While it has long been held that invasive plants alter ecosystem processes, the magnitude and direction of these effects have rarely been quantified in situ. We measured the effects of an invasive C₄ grass (Microstegium vimineum) on soil organic matter (SOM) decomposition in a deciduous forest in south-central Indiana, USA. The unique ¹³C signature of the C₄ grass relative to the C₃ trees allowed us to partition soil CO₂ fluxes and estimate M. vimineum effects on decomposition. The magnitude and direction of priming effects hinged on the soil characteristics, which related to the mycorrhizal association of dominant trees. In forest plots dominated by ectomycorrhizal trees, with low nitrogen availability and most SOM in particulate (i.e., unprotected) forms, M. vimineum increased SOM decomposition by 58%. In contrast, in plots dominated by arbuscular mycorrhizal trees, characterized by high nitrogen availability and most SOM in mineral-associated (i.e., protected) forms, M. vimineum decreased decomposition by 14%. Collectively, our results demonstrate that invasive species can play a large role in altering ecosystem processes and suggest that the magnitude and direction of such effects depend on the dominant trees and edaphic characteristics of the stand.

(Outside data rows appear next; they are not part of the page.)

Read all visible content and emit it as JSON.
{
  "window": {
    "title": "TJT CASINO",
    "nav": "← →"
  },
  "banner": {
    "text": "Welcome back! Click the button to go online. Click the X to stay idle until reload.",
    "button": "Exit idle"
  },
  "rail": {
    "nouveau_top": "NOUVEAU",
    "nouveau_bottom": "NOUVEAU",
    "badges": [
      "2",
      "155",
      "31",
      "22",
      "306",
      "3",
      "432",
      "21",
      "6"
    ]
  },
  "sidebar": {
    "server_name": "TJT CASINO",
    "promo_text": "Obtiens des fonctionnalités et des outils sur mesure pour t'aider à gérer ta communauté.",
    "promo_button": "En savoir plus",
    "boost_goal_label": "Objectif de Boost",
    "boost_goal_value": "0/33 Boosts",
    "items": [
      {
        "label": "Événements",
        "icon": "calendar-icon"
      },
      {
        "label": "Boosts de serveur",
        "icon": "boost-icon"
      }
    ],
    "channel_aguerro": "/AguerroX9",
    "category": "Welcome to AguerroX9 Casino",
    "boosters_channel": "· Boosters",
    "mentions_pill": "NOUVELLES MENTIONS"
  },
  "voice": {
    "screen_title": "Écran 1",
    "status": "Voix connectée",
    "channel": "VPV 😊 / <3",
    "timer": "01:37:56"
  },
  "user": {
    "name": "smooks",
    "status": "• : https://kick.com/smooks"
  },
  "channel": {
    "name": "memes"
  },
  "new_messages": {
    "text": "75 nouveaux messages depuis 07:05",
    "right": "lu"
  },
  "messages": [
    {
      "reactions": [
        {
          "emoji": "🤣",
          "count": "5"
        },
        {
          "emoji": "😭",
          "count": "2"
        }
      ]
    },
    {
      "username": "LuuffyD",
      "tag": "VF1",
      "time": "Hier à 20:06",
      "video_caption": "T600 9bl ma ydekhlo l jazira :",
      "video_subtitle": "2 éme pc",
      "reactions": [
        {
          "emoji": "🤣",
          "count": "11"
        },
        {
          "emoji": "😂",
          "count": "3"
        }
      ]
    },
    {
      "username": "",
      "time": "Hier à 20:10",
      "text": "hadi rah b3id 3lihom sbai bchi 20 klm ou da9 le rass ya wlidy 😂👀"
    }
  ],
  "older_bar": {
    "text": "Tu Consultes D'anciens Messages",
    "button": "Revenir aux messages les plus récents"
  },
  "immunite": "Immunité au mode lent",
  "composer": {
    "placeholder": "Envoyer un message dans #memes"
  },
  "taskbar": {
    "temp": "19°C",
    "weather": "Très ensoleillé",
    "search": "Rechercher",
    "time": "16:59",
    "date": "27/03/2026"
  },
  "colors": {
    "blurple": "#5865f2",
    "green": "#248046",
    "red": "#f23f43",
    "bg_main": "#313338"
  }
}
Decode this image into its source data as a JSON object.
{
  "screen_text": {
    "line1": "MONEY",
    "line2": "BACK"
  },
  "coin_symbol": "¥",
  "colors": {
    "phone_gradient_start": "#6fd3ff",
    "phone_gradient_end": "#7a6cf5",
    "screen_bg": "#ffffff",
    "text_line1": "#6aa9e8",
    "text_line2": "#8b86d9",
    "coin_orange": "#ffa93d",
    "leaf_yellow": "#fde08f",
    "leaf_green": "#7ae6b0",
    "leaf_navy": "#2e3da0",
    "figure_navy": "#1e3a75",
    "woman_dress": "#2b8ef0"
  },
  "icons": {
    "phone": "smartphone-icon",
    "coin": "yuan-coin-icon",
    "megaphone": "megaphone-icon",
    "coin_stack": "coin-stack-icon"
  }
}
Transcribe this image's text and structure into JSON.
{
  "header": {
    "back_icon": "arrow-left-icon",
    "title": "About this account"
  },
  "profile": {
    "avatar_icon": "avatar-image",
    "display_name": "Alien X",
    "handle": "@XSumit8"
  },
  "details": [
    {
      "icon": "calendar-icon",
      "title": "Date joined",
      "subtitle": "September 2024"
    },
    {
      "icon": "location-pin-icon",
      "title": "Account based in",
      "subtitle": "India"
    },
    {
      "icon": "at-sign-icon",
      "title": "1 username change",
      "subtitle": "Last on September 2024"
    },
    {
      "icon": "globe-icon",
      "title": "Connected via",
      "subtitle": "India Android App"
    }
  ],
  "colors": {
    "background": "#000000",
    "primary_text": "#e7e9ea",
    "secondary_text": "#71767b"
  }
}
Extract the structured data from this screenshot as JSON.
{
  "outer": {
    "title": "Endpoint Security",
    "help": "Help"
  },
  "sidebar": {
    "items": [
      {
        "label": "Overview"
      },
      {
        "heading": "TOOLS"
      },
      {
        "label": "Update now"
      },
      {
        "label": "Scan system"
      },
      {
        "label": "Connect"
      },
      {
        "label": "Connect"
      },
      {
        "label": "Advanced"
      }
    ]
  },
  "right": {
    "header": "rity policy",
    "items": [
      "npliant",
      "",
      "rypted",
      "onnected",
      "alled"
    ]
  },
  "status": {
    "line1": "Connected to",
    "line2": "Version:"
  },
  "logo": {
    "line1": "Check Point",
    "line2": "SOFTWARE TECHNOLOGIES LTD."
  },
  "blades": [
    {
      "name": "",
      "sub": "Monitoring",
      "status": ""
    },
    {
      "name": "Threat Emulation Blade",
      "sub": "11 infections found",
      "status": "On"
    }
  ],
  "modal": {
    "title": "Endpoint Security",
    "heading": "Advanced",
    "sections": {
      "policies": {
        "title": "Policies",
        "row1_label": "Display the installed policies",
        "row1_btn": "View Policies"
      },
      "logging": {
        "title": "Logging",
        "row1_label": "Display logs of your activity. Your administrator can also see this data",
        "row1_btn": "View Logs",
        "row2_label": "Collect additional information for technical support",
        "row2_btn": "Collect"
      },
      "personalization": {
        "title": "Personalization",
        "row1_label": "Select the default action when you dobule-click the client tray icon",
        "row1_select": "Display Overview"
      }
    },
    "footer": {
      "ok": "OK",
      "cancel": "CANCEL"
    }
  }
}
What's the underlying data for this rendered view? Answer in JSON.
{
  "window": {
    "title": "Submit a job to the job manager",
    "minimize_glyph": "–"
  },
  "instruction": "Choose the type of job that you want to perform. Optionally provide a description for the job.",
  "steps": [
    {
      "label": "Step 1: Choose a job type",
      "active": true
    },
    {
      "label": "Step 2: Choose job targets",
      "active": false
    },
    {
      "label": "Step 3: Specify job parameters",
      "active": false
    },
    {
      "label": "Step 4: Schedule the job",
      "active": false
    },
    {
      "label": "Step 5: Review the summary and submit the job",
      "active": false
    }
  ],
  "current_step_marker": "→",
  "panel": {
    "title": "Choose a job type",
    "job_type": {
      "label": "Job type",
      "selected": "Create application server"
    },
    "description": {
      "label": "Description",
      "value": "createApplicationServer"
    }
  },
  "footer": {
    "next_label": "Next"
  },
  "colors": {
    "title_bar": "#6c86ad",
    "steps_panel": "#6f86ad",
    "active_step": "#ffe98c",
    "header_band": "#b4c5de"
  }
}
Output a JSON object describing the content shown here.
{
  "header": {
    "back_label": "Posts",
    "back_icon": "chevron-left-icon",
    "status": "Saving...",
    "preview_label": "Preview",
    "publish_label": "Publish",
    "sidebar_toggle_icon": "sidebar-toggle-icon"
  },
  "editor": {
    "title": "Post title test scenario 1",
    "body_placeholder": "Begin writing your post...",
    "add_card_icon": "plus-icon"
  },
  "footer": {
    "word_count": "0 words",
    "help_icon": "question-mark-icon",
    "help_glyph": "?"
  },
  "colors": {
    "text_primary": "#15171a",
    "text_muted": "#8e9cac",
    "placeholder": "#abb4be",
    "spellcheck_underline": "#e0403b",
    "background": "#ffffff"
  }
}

长期以来，人们一直认为入侵植物会改变生态系统过程，但这些影响的程度和方向却很少在原地量化。我们在美国印第安纳州中南部的落叶林中测量了侵害性C ₄草（微草）对土壤有机质（SOM）分解的影响。C ₄草相对于C ₃树的独特¹³ C特征使我们能够分配土壤CO ₂通量并估计M. vimineum对分解的影响。引发作用的大小和方向取决于土壤特性，这与优势树的菌根结合有关。在以外生菌根树为主的森林地块中，氮的利用率较低，且大多数SOM以颗粒状（即未保护的）形式存在，而M. vimineum使SOM分解增加了58％。相比之下，在以丛枝菌根树为主的地块中，氮的利用率高，且大多数矿物质相关（即受保护）形式的SOM都属于M. vimineum。分解降低了14％。总体而言，我们的结果表明，入侵物种可以在改变生态系统过程中发挥重要作用，并表明这种影响的程度和方向取决于林分的优势树和深层特征。